Cientistas da Universidade de Manchester (Reino Unido) adaptaram uma antiga tecnologia chinesa para a produção de argamassas para uso nas condições de Marte. Um dos principais problemas para o desenvolvimento deste planeta é a falta de materiais de construção para a construção dos edifícios. Por si só, o solo marciano é de pouca utilidade para isso, mas os componentes que faltam podem ser retirados dos corpos dos próprios colonos.
Sangue de porco e argamassa são considerados uma das combinações mais eficazes usadas pelos construtores na China antiga. O sangue regula a formação dos cristais de carbonato de cálcio e, segundo alguns especialistas, foi ele que abriu o caminho para os arquitetos da época para objetos arquitetônicos complexos. O uso de matéria orgânica como aglutinante em argamassas também é conhecido entre outros povos. Na Rússia, por exemplo, ovos crus eram usados para isso.

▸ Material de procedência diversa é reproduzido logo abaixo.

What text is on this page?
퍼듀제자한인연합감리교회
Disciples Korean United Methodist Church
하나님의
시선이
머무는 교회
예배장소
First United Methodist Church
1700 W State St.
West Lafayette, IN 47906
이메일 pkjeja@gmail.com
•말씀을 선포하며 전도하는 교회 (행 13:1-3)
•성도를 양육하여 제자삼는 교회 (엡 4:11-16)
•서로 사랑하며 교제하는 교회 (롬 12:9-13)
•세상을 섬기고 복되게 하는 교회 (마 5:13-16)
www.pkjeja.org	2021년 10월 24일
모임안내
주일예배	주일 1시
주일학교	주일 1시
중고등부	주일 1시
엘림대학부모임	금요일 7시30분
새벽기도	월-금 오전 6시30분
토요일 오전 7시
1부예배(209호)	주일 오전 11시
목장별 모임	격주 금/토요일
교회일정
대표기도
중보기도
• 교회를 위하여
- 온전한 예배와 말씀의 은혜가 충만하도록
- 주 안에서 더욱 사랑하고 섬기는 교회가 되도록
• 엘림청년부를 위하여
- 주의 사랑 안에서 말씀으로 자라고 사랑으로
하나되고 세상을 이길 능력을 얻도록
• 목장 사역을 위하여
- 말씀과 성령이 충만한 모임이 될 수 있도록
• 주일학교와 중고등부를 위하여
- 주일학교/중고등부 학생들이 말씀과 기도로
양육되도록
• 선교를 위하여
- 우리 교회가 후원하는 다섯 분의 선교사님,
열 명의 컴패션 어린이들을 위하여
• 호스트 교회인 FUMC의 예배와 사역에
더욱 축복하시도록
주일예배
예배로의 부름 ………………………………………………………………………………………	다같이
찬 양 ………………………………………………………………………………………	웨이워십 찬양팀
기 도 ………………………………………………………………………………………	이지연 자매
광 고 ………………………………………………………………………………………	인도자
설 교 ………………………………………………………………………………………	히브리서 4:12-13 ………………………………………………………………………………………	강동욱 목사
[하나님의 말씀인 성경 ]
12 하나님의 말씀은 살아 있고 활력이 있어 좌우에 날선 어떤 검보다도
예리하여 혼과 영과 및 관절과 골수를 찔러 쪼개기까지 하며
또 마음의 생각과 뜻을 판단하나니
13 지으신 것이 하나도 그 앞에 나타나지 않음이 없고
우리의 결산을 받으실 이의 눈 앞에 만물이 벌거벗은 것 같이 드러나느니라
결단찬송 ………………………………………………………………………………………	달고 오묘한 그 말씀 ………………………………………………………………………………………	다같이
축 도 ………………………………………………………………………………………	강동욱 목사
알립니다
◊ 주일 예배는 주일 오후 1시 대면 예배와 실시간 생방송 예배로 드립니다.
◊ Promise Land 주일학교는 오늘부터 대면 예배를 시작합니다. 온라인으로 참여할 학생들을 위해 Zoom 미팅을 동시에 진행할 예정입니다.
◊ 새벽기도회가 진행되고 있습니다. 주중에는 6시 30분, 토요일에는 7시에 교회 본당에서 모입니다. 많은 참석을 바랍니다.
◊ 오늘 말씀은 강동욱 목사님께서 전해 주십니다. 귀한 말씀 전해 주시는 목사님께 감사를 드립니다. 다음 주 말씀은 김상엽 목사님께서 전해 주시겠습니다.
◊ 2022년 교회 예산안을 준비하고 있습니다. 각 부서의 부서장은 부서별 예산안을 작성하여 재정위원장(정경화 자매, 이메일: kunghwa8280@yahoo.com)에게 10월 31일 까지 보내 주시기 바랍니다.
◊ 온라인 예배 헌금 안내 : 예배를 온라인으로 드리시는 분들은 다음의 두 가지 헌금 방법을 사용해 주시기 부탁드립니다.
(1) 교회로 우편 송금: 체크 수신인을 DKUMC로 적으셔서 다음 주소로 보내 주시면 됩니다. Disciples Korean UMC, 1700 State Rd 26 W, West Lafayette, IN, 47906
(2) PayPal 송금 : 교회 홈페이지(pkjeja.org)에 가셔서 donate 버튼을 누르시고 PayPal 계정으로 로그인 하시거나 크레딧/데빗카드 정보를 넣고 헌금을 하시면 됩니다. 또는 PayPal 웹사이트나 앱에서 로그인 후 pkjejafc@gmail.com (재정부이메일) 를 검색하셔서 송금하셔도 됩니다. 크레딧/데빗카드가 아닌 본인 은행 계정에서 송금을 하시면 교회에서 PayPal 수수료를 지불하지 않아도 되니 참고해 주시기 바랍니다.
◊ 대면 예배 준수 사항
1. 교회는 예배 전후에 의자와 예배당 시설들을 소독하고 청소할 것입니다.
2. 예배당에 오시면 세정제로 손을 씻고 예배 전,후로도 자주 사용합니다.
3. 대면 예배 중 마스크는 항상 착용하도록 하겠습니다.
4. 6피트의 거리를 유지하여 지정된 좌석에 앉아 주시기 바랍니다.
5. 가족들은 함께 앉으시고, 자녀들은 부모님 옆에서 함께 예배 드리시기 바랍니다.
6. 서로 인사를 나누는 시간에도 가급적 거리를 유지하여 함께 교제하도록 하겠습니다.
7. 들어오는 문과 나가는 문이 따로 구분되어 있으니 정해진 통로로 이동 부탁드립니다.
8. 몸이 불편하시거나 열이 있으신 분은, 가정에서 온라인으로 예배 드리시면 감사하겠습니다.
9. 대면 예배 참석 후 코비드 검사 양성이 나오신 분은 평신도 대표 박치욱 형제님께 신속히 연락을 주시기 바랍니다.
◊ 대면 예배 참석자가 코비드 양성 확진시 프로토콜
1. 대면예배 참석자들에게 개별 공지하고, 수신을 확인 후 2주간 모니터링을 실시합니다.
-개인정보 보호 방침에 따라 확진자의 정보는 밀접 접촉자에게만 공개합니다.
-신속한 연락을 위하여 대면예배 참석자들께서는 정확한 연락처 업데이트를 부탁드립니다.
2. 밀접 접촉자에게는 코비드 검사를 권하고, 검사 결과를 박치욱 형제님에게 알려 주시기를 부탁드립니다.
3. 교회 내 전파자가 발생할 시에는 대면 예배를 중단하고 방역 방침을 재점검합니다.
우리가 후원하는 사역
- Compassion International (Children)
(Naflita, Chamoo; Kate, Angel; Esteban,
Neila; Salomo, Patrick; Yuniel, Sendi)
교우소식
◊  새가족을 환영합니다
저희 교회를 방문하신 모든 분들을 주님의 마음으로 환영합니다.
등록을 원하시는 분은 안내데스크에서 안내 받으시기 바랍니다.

Pesquisadores britânicos pegaram simuladores de rególito lunar e solo marciano e começaram a fazer experiências com vários fluidos corporais humanos. Descobrimos que nosso corpo é um excelente doador - suor, lágrimas e urina podem ser usados para criar soluções. Mas o melhor resultado é dado pela proteína albumina do soro, que está contida no sangue, é quase um material de ligação ideal para o "concreto marciano".
Estima-se que se você coletar meticulosamente todo o líquido possível do corpo do colono, em dois anos poderá ser produzido até 500 kg de material, que é chamado de AstroCrete. Com a devida diligência, a partir desse valor, você pode construir uma sala cápsula para uma pessoa. Ou seja, simplesmente doando sangue e outros fluidos, o colono dobra o espaço vital em dois anos, podendo convidar outra pessoa, e assim por diante.